PMI Kebumen Gelar Pelatihan Kru Ambulans, Jadi Percontohan Kemandirian Organisasi
- account_circle Hari Satria
- calendar_month Ming, 1 Jun 2025
- visibility 534
- comment 0 komentar

KEBUMEN (KebumenUpdate.com) – Palang Merah Indonesia (PMI) Kabupaten Kebumen kembali menunjukkan kemandiriannya dengan sukses menyelenggarakan pelatihan sekaligus sertifikasi kru ambulans pada 26-28 Mei 2025.
Pelatihan yang digelar oleh Unit Pengelola Jasa (UPJ) PMI Kebumen ini menjadi bukti nyata inovasi dan pengembangan diri organisasi dalam pelayanan kemanusiaan.
Acara pembukaan pelatihan yang berlangsung di gedung Pusdiklat PMI Kebumen ini dihadiri langsung oleh Pengurus Bidang Penanggulangan Bencana & Relawan PMI Kebumen Drs Bambang Widadi, didampingi Kepala UPJ Robiatul Adawiyah.
Dalam sambutannya, Bambang Widadi menegaskan bahwa pelatihan ini merupakan wujud kemandirian PMI Kebumen.
“Satu-satunya PMI yang memiliki pusat pendidikan dan latihan dasar (Pusdiklat) di Jawa Tengah adalah PMI Kebumen. Ini adalah bentuk kemandirian kami,” ujar Bambang.
Ia menambahkan, PMI harus terus berkembang dengan swasembada dan kreativitas karena bukan merupakan instansi kedinasan pemerintah.
Senada dengan Bambang, Kepala UPJ Robiatul Adawiyah mengungkapkan antusiasme peserta pelatihan. Sebanyak delapan peserta dari PMI Kabupaten Banjarnegara, Klaten, dan Kota Magelang turut serta dalam pelatihan berbayar senilai Rp 1.650.000 ini.
“Ini bukan kali pertama kami mengadakan kegiatan pelatihan berbayar seperti ini. Kami sangat senang melihat minat dari PMI kabupaten tetangga untuk bergabung,” jelas Robiatul.
Materi Komprehensif dan Narasumber Berkompeten
Peserta pelatihan mendapatkan materi komprehensif yang dibawakan oleh narasumber Sony Priyanto Sasongko, Misbakhun Munir S.Kep.Nes, dan Robiatul Adawiyah, S.Pd.

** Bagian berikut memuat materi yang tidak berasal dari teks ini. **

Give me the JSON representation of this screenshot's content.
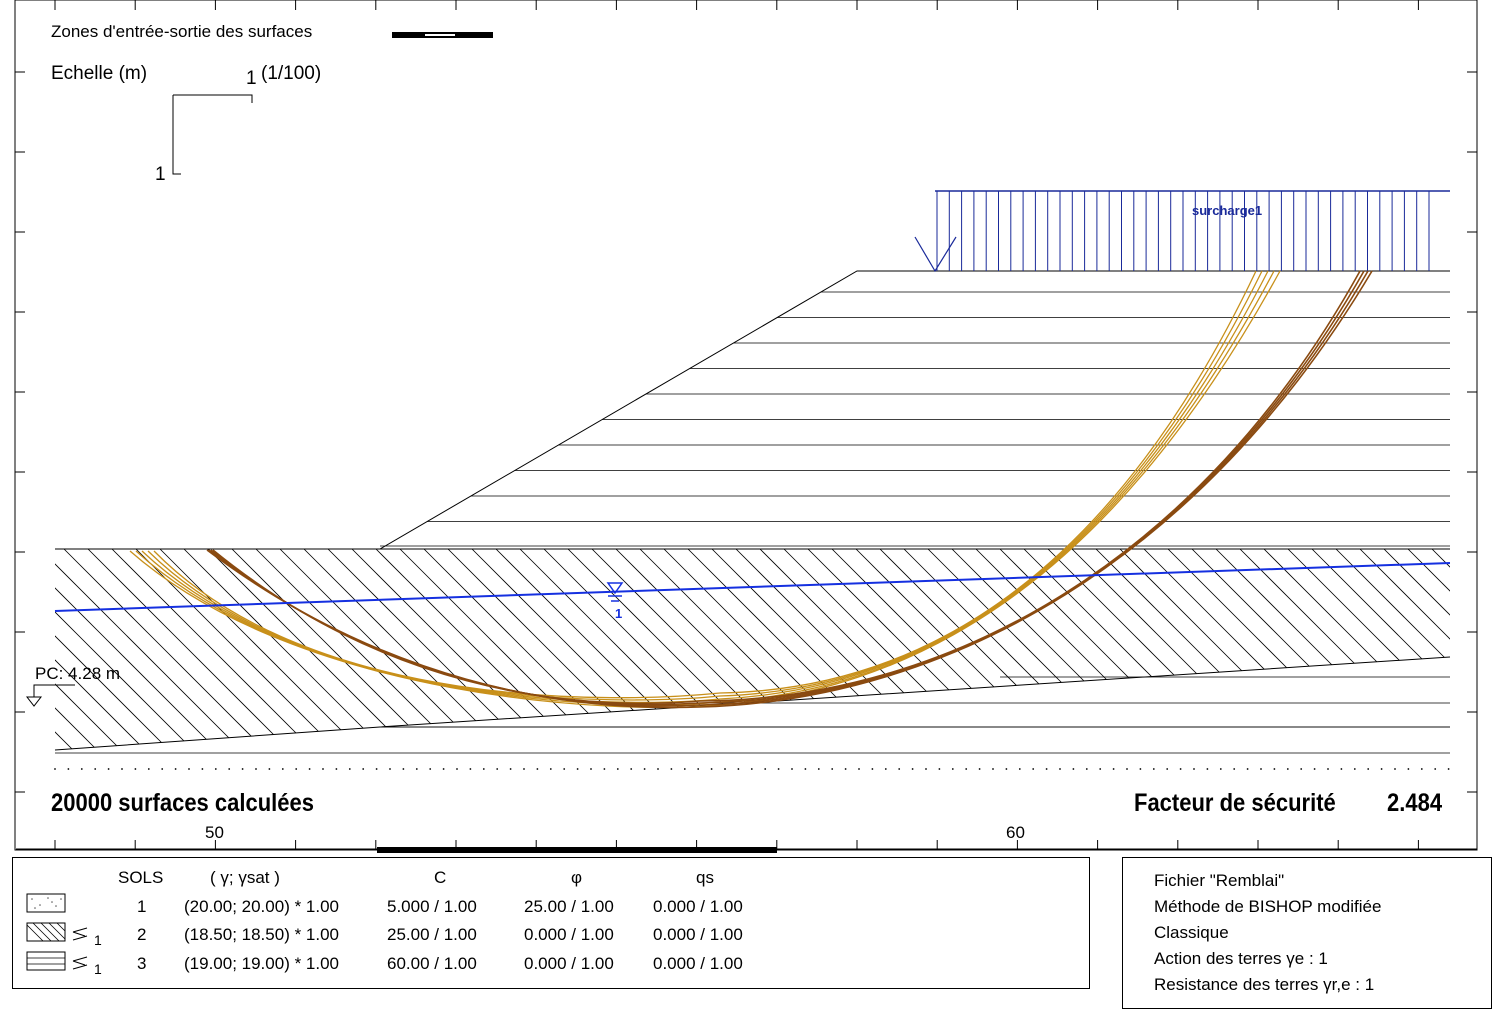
{
  "diagram": {
    "legend_zones": "Zones d'entrée-sortie des surfaces",
    "scale_label": "Echelle (m)",
    "scale_ratio": "(1/100)",
    "scale_h_value": "1",
    "scale_v_value": "1",
    "surcharge_label": "surcharge1",
    "water_table_index": "1",
    "pc_label": "PC: 4.28 m",
    "surfaces_count": "20000 surfaces calculées",
    "safety_factor_label": "Facteur de sécurité",
    "safety_factor_value": "2.484",
    "x_ticks": [
      "50",
      "60"
    ]
  },
  "soils_table": {
    "headers": [
      "SOLS",
      "( γ; γsat )",
      "C",
      "φ",
      "qs"
    ],
    "rows": [
      {
        "id": "1",
        "gamma": "(20.00; 20.00) * 1.00",
        "c": "5.000 / 1.00",
        "phi": "25.00 / 1.00",
        "qs": "0.000 / 1.00",
        "water_sub": ""
      },
      {
        "id": "2",
        "gamma": "(18.50; 18.50) * 1.00",
        "c": "25.00 / 1.00",
        "phi": "0.000 / 1.00",
        "qs": "0.000 / 1.00",
        "water_sub": "1"
      },
      {
        "id": "3",
        "gamma": "(19.00; 19.00) * 1.00",
        "c": "60.00 / 1.00",
        "phi": "0.000 / 1.00",
        "qs": "0.000 / 1.00",
        "water_sub": "1"
      }
    ]
  },
  "info_panel": {
    "file": "Fichier \"Remblai\"",
    "method": "Méthode de BISHOP modifiée",
    "mode": "Classique",
    "action": "Action des terres γe  : 1",
    "resistance": "Resistance des terres γr,e  : 1"
  },
  "colors": {
    "water": "#1530e0",
    "surcharge": "#1a2a9a",
    "surface_light": "#c8901a",
    "surface_dark": "#8a4a10"
  }
}
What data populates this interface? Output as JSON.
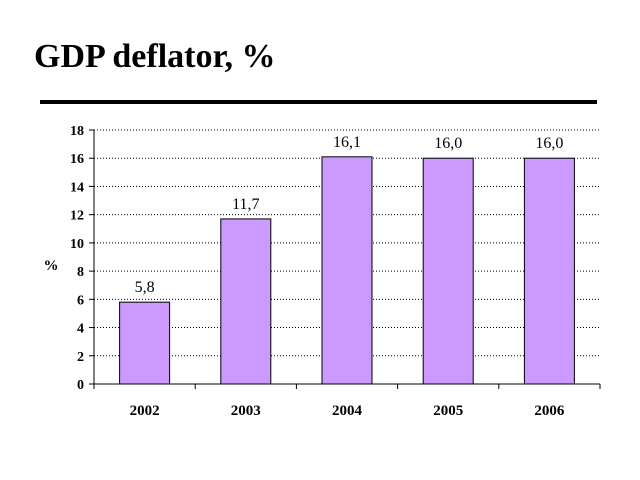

Adapun materi yang diberikan meliputi:
- Evaluasi risiko & perlindungan bagi tenaga kesehatan
- Pertolongan pertama
- Pelayanan ambulans
- Penggunaan radio komunikasi
- Aspek legal ambulans
- Pengetahuan obat & terapi oksigen
- Manajemen jenazah
- Perujukan dan evakuasi pasien
Selain ilmu dan materi modul, seluruh peserta juga memperoleh fasilitas penginapan dan sertifikat resmi dari PMI, menunjukkan legalitas dan profesionalisme sebagai kru ambulans.
Salah satu peserta, Kahliang Malik Raharjo, mengaku sangat antusias mengikuti pelatihan ini.
“Motivasi saya adalah untuk menambah keterampilan dalam penggunaan ambulans. Penting bagi saya untuk terus mengembangkan diri, jadi sekalipun berbayar, saya tetap semangat,” ungkap Kahliang.
Ia berharap, dengan sertifikat yang diperoleh, dirinya bisa menjadi kru ambulans yang profesional.
Rencana Pelatihan Selanjutnya
UPJ PMI Kebumen tidak berhenti sampai di sini. Robiatul Adawiyah mengungkapkan bahwa dalam waktu dekat, pihaknya akan kembali menggelar pelatihan Satuan Pendidikan Aman Bencana (SPAB) dan Pertolongan Pertama (PP).
“Kami akan diskusikan lebih lanjut dengan tim UPJ mengenai jadwal pastinya. Tunggu saja informasi selanjutnya di media sosial kami, semoga banyak yang berminat,” pungkasnya.